The six monsters Becker chooses are all classics: Frankenstein (the creature, not its creator), vampire, Bigfoot, zombie, werewolf, and sea monster. For each, Becker gives the most likely origins of the monstrous myth, then examines the beastie’s best-known traits in relation to scientific fact. This leads the book in some very interesting and unexpected directions. For example, assessing the plausibility of reanimating a human body through electricity, Franken-style, means giving a potted history of the Age of Enlightenment, the cultural concept of the “mad scientist,” the nature of electricity, and more. The discussion of Bigfoot and other elusive tall, hairy beasts includes Linnaeus’s standard classification of animals, Darwin’s theory of evolution, and the notion of confirmation bias. Of course, Becker throws in some monster jokes, too – all of them groaners. (“What is a vampire’s favourite fruit? A neck-tarine.”)

The sheer amount of information Becker provides and multitudinous lines of inquiry she pursues could overwhelm a younger reader. In the vampire chapter, for instance, a kid in Grade 3 might find herself a little vexed by the concept of HeLa cells, “obtained [in 1951] from the cervix of a woman with cancer named Henrietta Lacks,” which continue to live and divide, and thus may be considered immortal. Older readers, however, will be all over this stuff like Dracula on a swan-like neck."
          - Quill and Quire

"Frankenstein, vampires, bigfoot, zombies, werewolves, sea monsters — they’re not real, right? But what if they were? How would science explain their existence? In this totally original book, these mythical creatures are put under the microscope, one by one, and the scientific principles that prove or disprove their plausibility are explained."
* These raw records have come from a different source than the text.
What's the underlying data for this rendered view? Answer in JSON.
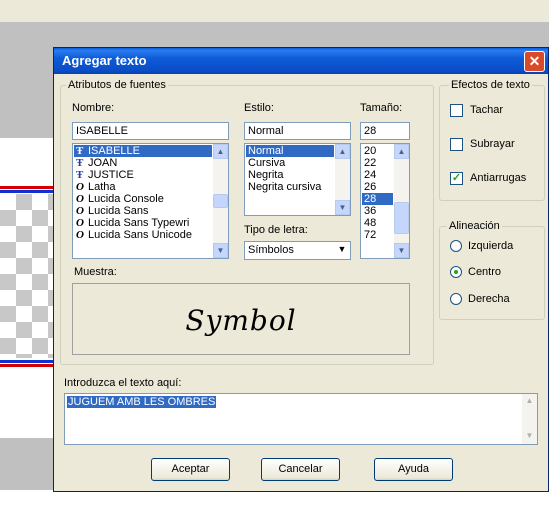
{
  "dialog": {
    "title": "Agregar texto",
    "close_label": "✕"
  },
  "font_attrs": {
    "group_label": "Atributos de fuentes",
    "name_label": "Nombre:",
    "name_value": "ISABELLE",
    "style_label": "Estilo:",
    "style_value": "Normal",
    "size_label": "Tamaño:",
    "size_value": "28",
    "fonts": [
      {
        "name": "ISABELLE",
        "icon": "truetype-icon",
        "selected": true
      },
      {
        "name": "JOAN",
        "icon": "truetype-icon",
        "selected": false
      },
      {
        "name": "JUSTICE",
        "icon": "truetype-icon",
        "selected": false
      },
      {
        "name": "Latha",
        "icon": "opentype-icon",
        "selected": false
      },
      {
        "name": "Lucida Console",
        "icon": "opentype-icon",
        "selected": false
      },
      {
        "name": "Lucida Sans",
        "icon": "opentype-icon",
        "selected": false
      },
      {
        "name": "Lucida Sans Typewri",
        "icon": "opentype-icon",
        "selected": false
      },
      {
        "name": "Lucida Sans Unicode",
        "icon": "opentype-icon",
        "selected": false
      }
    ],
    "styles": [
      {
        "name": "Normal",
        "selected": true
      },
      {
        "name": "Cursiva",
        "selected": false
      },
      {
        "name": "Negrita",
        "selected": false
      },
      {
        "name": "Negrita cursiva",
        "selected": false
      }
    ],
    "sizes": [
      {
        "name": "20",
        "selected": false
      },
      {
        "name": "22",
        "selected": false
      },
      {
        "name": "24",
        "selected": false
      },
      {
        "name": "26",
        "selected": false
      },
      {
        "name": "28",
        "selected": true
      },
      {
        "name": "36",
        "selected": false
      },
      {
        "name": "48",
        "selected": false
      },
      {
        "name": "72",
        "selected": false
      }
    ],
    "type_label": "Tipo de letra:",
    "type_value": "Símbolos",
    "sample_label": "Muestra:",
    "sample_text": "Symbol"
  },
  "effects": {
    "group_label": "Efectos de texto",
    "strikeout": {
      "label": "Tachar",
      "checked": false
    },
    "underline": {
      "label": "Subrayar",
      "checked": false
    },
    "antialias": {
      "label": "Antiarrugas",
      "checked": true
    }
  },
  "alignment": {
    "group_label": "Alineación",
    "left": {
      "label": "Izquierda",
      "checked": false
    },
    "center": {
      "label": "Centro",
      "checked": true
    },
    "right": {
      "label": "Derecha",
      "checked": false
    }
  },
  "text_entry": {
    "label": "Introduzca el texto aquí:",
    "value": "JUGUEM AMB LES OMBRES"
  },
  "buttons": {
    "ok": "Aceptar",
    "cancel": "Cancelar",
    "help": "Ayuda"
  },
  "colors": {
    "title_bar": "#0a5fd8",
    "selection": "#316ac5",
    "dialog_bg": "#ece9d8",
    "close_button": "#d94a2a"
  }
}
-Canadian Children's Book Centre

"Vampires, Zombies, and Werewolves, oh my! This highly engaging examination of monsters dissects various legendary creatures, providing readers with a fact-based study of the supernatural. After a brief introduction, readers can explore six chapters focusing on the most renowned monsters, examining each with a scientific lens. For example, a chapter on sea monsters describes the legendary Loch Ness Monster and the Kraken, while also including informational text about sonar, ocean trenches, and warm-blooded vs. cold-blooded creatures. The colorful pages and comic style illustrations provide a humorous view of the scary content, and are a great match to the author’s playful text. Accented with monster facts and monster jokes, each chapter also ends with a quick quiz such as “Surviving the Zombie Apocalypse.” Readers looking for a scare will not be disappointed, but will also find themselves laughing and learning something new along the way. Be sure to read this one before dark! Highly Recommended

"School Library Connection"

"This book was fantastic! Each chapter is dedicated to a different well known monster: Frankenstein, Vampire, Bigfoot, Zombie, Werewolf and Sea Monster, and for each of them the science, and also historic and cultural backgrounds are analyzed in order to try to figure out if their existence could be possible.

As an example, in Frankenstein's chapter (which is also my favorite) the reader will find the story of when Mary Shelly wrote the first draft of the novel, the Enlightenment as the background, what is electricity and if it really can wake the dead, neurons, organ transplantation, genetic engineering, monsters as lonely creatures, mad scientists, body snatchers, and more.
Going through all the six chapters you will read about an incredibly amount of topics such as blood diseases, scientific revolution, metamorphosis, hypnosis, species classification, evolution, plagues,  hybrids, Sonar, Tsunamis, and an endless etc.

The text is accessible for the age range, and the book is thoroughly illustrated with funny pictures, not scary at all. Most of the kids are interested, or at least curious, about monsters, and Monster Science is a great option to stimulate their interest in science.

I received this copy from the publisher via NetGalley in exchange for an honest review."
- Reviews in Chalk

"A totally unique way of exploring science, this book uses a collection of classic monster examples to cover a wide and fascinating range of real science, mostly relating to anatomy and biology.  Engaging, humorous and fascinating!"